The barmaid brings another round of drinks. She looks suspiciously like the actual nymph. No one notices.

She goes around the bar and out a back door. Outside, she doffs her waitress dress to reveal roo skins underneath. She kicks off her shoes and throws back her hair.

She looks back once, and gestures -- follow me.

Then she turns and runs away from the pub, into the Nullarbor.

 

Stylistic Approach

The Nullarbor Nymph will differ from standard documentary treatments that encompass one viewpoint in vision and sound. The ‘fourth wall’ or omniscient perspective will be challenged by the use of multiple viewpoints. These will be defined by different visual formats.

The film crew will use Super-8 film, Dora will shoot on Hi-8 video, and DVC video will be used to capture their interactions. Varied framing, lensing, and filtration will accentuate the differences. All the sources will be transferred to Betacam SP videotape prior to editing.

The actual nymph should remain somewhat intangible. She is not of this world, being a mythic figure. Her shadowy, ephemeral representation will be achieved in post-production. A human nymph model will be shot against a blue screen and matted into background plates shot on location.

The intention will be to use cinematic techniques to create an enigmatic film nymph. Her transitory presence will be enhanced by manipulating her speed, degree of blur, and degree of half-mixing. Her point-of-view might also be represented by a highly-stylised visual treatment.
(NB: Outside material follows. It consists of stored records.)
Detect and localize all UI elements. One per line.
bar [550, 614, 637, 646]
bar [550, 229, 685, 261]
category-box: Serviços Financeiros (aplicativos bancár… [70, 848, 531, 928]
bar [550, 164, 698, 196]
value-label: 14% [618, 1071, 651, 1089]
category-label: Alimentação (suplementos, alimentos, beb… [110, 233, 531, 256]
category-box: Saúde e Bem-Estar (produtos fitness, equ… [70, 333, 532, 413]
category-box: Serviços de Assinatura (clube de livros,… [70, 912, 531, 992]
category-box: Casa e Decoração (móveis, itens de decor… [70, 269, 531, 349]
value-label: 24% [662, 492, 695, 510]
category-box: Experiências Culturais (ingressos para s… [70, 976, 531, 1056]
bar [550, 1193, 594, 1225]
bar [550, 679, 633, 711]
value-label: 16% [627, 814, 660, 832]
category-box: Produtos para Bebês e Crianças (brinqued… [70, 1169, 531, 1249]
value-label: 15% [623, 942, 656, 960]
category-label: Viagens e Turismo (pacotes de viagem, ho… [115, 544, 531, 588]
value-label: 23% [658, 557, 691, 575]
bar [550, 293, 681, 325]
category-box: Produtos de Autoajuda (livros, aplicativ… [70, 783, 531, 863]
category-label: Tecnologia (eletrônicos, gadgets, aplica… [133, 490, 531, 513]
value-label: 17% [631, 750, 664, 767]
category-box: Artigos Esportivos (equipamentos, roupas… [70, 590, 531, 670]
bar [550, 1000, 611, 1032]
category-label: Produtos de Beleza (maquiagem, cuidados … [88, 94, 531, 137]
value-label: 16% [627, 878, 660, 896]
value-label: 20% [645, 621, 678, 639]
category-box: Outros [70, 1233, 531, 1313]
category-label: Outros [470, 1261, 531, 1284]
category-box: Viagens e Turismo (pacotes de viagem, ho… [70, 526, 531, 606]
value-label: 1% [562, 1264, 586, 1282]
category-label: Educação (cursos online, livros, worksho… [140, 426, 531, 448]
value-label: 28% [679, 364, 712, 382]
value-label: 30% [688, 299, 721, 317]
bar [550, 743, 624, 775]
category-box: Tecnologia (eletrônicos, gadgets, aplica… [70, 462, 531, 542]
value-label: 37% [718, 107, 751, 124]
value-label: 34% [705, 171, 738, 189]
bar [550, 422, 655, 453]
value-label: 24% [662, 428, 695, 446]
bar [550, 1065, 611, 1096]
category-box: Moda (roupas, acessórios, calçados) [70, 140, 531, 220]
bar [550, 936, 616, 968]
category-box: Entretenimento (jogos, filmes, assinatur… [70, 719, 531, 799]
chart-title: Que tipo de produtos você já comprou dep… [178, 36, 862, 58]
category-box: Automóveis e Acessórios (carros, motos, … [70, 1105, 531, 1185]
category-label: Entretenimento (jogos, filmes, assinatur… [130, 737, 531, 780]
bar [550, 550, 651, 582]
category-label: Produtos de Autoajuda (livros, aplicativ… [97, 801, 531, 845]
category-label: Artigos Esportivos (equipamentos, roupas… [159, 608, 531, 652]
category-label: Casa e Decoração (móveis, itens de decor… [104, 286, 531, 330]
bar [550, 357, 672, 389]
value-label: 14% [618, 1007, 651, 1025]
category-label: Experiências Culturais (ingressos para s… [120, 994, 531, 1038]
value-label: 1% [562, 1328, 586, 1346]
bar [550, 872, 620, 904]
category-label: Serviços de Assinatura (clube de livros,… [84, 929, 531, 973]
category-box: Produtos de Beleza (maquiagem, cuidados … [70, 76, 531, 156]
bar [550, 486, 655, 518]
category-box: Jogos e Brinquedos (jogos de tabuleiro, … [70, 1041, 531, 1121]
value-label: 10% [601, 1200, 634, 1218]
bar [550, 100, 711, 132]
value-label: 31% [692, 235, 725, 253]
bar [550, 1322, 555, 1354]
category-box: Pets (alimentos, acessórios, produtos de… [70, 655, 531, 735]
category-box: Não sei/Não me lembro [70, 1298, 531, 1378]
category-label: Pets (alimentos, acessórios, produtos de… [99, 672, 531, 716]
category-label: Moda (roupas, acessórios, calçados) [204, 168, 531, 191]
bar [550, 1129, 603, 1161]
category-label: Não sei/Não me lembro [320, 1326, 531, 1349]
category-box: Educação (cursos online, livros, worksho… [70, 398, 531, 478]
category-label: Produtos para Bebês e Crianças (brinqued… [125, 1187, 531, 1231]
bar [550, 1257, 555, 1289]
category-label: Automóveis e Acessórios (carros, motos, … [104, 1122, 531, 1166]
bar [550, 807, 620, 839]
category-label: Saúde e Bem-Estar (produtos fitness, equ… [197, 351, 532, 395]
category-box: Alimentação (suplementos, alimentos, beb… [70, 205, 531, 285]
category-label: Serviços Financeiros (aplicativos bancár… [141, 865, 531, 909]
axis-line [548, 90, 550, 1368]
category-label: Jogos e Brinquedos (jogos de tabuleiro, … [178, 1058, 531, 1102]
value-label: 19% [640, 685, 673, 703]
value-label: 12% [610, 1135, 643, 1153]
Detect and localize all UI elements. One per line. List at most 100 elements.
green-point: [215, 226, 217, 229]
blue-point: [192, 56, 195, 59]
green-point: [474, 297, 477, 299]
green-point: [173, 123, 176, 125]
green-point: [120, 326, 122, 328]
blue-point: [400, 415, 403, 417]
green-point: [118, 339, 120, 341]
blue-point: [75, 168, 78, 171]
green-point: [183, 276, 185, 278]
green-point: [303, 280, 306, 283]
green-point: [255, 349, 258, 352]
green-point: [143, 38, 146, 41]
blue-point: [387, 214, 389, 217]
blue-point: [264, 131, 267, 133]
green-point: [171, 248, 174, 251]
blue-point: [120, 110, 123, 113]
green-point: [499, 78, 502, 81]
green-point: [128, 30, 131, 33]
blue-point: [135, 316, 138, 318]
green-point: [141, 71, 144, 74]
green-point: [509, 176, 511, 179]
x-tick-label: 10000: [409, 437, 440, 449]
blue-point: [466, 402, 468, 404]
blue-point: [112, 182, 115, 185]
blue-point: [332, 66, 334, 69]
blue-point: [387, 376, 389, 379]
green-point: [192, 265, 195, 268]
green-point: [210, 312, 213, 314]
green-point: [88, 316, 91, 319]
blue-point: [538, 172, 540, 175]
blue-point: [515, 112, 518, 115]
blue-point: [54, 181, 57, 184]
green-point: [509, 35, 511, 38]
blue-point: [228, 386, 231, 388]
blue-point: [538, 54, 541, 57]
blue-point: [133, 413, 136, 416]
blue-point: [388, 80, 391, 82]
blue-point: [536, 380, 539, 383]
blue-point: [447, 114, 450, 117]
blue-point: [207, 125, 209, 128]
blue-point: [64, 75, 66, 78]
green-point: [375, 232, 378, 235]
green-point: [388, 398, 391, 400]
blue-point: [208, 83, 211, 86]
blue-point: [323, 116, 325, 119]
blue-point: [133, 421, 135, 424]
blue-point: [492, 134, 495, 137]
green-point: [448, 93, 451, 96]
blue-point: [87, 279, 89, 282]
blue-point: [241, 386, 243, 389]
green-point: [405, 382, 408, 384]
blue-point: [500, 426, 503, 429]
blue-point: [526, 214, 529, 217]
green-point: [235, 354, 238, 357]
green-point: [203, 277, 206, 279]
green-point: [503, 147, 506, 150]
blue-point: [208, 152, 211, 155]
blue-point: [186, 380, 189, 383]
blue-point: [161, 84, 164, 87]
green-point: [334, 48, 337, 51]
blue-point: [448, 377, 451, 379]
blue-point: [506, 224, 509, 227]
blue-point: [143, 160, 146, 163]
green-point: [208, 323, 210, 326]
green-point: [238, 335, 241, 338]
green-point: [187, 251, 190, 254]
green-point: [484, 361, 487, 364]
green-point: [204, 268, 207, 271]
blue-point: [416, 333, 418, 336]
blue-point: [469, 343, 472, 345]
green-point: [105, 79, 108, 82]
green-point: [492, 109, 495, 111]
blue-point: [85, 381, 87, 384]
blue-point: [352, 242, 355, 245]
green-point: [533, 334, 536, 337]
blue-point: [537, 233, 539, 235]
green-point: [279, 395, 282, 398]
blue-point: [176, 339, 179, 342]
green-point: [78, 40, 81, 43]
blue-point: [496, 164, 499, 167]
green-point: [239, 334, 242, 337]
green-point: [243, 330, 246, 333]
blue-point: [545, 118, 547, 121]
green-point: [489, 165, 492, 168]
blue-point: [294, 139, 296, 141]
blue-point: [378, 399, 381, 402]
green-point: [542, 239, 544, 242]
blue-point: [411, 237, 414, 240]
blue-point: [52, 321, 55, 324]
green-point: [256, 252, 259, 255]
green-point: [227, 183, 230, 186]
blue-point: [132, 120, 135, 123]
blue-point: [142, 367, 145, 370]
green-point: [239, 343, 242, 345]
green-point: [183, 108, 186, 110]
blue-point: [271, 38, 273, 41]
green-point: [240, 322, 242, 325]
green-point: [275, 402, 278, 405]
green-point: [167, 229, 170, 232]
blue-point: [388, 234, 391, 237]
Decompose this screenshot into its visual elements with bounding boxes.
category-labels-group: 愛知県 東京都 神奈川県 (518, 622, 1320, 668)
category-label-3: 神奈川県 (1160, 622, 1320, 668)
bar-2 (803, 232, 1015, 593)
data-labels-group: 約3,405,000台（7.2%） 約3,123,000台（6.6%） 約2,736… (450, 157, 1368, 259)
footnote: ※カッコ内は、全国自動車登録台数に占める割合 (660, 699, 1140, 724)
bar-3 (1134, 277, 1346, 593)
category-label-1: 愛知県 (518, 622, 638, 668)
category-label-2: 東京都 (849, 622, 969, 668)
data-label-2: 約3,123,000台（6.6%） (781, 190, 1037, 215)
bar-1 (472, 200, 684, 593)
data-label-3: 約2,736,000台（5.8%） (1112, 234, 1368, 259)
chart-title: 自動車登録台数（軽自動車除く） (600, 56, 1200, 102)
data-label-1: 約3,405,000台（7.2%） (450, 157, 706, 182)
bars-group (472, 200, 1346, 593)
Another element that will support this is the use of a harmonic cello and voice motif every time the nymph appears. The eerie overtones of this Tibetan singing technique are perfectly suited for creating an other-worldly plane.

The film will not have a traditional musical score, since that would support the omniscient documentary approach that is being questioned. Rather, it will have moments of music that will then be subject to scrutiny.

For example, the music for the 1940’s montage could employ a standard orchestral treatment ala the March of Time newsreels. The editor and director could quarrel about it and then replay the scene using a different, equally tacky piece of music -- perhaps pan flutes or accordion.

A similar technique will be used for sound effects and atmospheres. The sound editor might use the effects of a cattle stampede to beef up the sound of kangaroos hopping away from camera. A kookaburra’s laugh is mixed into the Nullarbor landscape along with rainforest atmospheres from South America.

As far as possible, the stylistic approach for the film will be to continually find ways to challenge the orthodoxy of conventional documentary practice. Anything that pokes fun at documentary cliches will be considered, whether they concern camera, sound, editing or narration devices.

 

Conclusion

The Nullarbor Nymph will be a subversive look at cultural representation, and it will also be entertaining. It will play with the truth, creating its own mythology as it goes. By satirising the process of documentary filmmaking, it will debunk the notion of objective truth, and the convention that the media is neutral.

The film will hold fast to the original motivation of the hoaxers, which was to tell a good yarn, while also aiming to provoke thought about substantial cultural issues. The story rewards serious attention, and it also invites irreverence, for the trickster spirit of the Nymph lives through a persistent quality of Australian culture -- our larrikin humour.